Okay, so suppose we fix those problems. Is that all? No. One set of outcomes the Mexican government is interested in is what patients in hospitals think about how they were treated. So, you might ask, why can't we merely compare the views of those in the hospital in the treated and control groups? The problem is that the point of the program is to provide access to better health care facilities, and so the types of people who choose to become patients when they are sick differ in the treated and control groups, and we need to control for that. In addition, the only people for whom we can legitimately even ask about the effect of the program are those who would go to the hospital whether they were in our treated or control group. So in this case, we need to estimate the effect only for those who do not change their hospital-going behavior based on the experimental treatment, but how do we know who those people are? The only valid way is proper statistical estimation.
And these are only a few of the many statistical issues.

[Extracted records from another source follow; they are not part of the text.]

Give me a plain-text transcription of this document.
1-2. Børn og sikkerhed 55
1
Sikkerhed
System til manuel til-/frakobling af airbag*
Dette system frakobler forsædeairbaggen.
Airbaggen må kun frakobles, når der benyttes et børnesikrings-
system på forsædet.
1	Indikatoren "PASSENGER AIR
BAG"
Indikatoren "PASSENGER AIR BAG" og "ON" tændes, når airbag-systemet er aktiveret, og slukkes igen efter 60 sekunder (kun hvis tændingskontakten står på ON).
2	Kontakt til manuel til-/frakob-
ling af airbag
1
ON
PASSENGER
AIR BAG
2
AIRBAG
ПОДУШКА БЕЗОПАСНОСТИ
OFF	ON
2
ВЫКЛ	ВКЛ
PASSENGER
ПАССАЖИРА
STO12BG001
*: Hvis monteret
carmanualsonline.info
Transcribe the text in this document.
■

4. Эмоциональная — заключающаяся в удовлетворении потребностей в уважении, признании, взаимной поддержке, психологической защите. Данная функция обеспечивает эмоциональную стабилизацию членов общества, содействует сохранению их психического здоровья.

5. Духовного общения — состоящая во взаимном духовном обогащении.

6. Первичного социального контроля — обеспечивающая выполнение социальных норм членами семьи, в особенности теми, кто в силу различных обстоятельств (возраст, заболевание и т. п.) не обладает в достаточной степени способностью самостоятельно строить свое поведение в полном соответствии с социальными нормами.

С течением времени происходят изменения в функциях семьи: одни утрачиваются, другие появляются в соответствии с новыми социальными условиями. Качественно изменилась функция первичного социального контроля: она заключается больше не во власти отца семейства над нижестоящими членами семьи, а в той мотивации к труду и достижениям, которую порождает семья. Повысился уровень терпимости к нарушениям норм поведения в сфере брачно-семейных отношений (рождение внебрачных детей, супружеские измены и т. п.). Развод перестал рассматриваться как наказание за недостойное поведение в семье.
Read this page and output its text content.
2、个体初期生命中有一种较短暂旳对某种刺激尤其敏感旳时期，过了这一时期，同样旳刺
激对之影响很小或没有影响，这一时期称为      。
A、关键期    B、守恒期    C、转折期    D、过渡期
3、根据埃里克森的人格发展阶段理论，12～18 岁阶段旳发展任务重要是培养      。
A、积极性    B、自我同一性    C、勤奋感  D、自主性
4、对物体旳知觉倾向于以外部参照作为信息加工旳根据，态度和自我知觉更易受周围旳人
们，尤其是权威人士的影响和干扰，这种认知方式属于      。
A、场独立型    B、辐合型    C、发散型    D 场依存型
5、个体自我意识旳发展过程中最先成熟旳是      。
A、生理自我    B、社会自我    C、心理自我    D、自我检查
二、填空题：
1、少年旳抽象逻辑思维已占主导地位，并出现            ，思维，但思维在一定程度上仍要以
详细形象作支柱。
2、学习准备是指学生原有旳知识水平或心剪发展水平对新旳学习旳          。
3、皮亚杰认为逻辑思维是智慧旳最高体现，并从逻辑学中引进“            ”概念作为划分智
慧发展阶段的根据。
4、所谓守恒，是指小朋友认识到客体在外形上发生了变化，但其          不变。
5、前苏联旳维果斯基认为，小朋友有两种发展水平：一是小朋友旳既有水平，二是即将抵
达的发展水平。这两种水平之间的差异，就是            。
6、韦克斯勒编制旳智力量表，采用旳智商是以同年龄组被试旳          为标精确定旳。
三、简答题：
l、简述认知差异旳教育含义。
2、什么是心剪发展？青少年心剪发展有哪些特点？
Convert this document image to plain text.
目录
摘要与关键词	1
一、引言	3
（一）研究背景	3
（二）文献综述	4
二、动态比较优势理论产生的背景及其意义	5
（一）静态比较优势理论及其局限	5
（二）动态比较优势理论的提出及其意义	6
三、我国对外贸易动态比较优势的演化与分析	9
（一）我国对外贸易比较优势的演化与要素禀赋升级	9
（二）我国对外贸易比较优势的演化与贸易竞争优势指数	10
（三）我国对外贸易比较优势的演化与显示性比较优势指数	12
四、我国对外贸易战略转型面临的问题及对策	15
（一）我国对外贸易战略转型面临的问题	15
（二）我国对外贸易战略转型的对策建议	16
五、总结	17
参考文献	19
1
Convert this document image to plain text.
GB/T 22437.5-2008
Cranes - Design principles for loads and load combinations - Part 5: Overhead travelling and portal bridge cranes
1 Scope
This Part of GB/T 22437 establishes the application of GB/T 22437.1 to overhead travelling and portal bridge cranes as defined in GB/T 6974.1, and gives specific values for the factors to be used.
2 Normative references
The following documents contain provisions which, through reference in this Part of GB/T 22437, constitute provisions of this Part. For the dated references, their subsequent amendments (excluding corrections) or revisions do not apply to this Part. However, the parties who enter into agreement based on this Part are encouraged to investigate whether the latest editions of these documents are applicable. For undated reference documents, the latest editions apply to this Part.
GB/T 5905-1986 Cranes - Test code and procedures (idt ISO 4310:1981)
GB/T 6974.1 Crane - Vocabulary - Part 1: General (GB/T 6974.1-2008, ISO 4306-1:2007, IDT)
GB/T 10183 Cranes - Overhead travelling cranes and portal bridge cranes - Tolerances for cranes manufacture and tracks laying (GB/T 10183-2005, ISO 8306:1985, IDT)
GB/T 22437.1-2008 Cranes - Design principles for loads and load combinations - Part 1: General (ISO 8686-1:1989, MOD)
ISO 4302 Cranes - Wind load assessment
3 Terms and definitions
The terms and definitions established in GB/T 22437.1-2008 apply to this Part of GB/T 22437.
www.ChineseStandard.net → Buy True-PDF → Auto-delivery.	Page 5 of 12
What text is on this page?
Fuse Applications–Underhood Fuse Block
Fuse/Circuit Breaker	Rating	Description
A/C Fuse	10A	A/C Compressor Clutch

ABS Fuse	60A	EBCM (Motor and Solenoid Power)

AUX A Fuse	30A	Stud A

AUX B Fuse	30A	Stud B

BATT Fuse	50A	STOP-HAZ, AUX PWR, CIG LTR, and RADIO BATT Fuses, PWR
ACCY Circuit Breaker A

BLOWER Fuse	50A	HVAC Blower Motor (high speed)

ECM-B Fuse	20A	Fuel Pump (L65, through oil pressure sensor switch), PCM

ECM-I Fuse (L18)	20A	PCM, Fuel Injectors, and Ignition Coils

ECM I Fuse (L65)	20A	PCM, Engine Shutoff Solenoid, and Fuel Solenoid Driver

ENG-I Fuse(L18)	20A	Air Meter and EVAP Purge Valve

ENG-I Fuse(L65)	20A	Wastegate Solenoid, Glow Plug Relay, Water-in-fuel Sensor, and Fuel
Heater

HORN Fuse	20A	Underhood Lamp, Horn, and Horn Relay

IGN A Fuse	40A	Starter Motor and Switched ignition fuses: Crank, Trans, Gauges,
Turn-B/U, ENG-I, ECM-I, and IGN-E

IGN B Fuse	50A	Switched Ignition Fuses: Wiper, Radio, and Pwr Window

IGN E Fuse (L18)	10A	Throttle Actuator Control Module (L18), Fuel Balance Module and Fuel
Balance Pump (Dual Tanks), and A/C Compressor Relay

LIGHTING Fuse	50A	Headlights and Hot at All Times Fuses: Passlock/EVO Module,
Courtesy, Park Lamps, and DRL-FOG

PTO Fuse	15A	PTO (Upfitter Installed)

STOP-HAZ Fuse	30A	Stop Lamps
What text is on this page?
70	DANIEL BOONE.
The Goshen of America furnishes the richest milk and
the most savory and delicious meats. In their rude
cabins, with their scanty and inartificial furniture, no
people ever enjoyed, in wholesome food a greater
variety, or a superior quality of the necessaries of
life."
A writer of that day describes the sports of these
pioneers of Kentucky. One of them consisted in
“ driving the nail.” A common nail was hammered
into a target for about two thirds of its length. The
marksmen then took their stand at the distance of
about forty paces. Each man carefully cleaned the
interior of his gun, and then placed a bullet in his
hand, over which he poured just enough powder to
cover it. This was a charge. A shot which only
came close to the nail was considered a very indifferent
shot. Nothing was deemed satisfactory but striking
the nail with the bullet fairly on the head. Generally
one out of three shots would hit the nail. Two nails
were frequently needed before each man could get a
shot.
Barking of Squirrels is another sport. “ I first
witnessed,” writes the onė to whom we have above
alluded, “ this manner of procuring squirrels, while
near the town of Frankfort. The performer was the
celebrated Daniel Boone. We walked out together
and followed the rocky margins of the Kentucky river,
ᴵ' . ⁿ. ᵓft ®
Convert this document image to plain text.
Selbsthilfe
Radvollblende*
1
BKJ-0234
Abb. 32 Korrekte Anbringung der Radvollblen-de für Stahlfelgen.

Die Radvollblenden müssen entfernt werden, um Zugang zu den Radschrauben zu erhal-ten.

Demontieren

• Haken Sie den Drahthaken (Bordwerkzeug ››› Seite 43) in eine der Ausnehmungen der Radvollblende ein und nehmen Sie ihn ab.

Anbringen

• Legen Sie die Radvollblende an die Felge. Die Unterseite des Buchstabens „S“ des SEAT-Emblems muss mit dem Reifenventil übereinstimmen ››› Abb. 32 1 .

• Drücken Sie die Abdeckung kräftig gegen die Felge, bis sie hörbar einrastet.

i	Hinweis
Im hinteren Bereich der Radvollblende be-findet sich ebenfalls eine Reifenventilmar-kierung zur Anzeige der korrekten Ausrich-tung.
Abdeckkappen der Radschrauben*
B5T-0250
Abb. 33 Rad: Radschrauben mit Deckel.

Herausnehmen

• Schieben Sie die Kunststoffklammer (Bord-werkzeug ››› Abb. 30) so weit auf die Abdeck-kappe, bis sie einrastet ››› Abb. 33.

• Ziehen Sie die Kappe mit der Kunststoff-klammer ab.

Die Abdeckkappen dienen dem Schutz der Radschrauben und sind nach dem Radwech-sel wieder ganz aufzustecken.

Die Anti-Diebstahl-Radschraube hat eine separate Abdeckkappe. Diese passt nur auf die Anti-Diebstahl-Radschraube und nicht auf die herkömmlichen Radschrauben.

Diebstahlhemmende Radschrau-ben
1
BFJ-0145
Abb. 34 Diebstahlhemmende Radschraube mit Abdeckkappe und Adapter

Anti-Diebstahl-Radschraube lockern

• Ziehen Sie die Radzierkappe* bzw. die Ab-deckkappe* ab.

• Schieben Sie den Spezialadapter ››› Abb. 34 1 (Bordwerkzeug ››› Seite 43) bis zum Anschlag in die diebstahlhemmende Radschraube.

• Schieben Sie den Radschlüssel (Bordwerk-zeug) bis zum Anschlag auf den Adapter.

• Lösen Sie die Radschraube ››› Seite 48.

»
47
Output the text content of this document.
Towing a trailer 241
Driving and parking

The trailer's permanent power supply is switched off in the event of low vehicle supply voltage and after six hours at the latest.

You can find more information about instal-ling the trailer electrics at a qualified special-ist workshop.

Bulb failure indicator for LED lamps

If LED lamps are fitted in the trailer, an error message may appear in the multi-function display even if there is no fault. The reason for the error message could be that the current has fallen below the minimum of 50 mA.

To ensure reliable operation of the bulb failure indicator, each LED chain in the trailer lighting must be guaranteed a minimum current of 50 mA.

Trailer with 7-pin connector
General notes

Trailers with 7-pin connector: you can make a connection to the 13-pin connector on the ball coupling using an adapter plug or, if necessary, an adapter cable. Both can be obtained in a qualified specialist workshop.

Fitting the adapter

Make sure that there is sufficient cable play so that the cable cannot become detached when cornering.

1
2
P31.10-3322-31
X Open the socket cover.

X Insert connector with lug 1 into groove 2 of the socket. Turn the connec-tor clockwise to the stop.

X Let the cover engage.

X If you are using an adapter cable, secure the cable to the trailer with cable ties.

It is true that avoiding statistical problems via better data collection is always better than after-the-fact statistical corrections, but even the best data collection efforts regularly generate problems because of the predictable uncertainties of dealing with human beings.
SM: It sounds hard!
GK: Well, its not rocket science, but then again even rocket science is not rocket science! What is important to remember is that the benefits of getting the analysis right can often make a huge difference to what you learn and, ultimately, to the academic, public policy or commercial bottom line.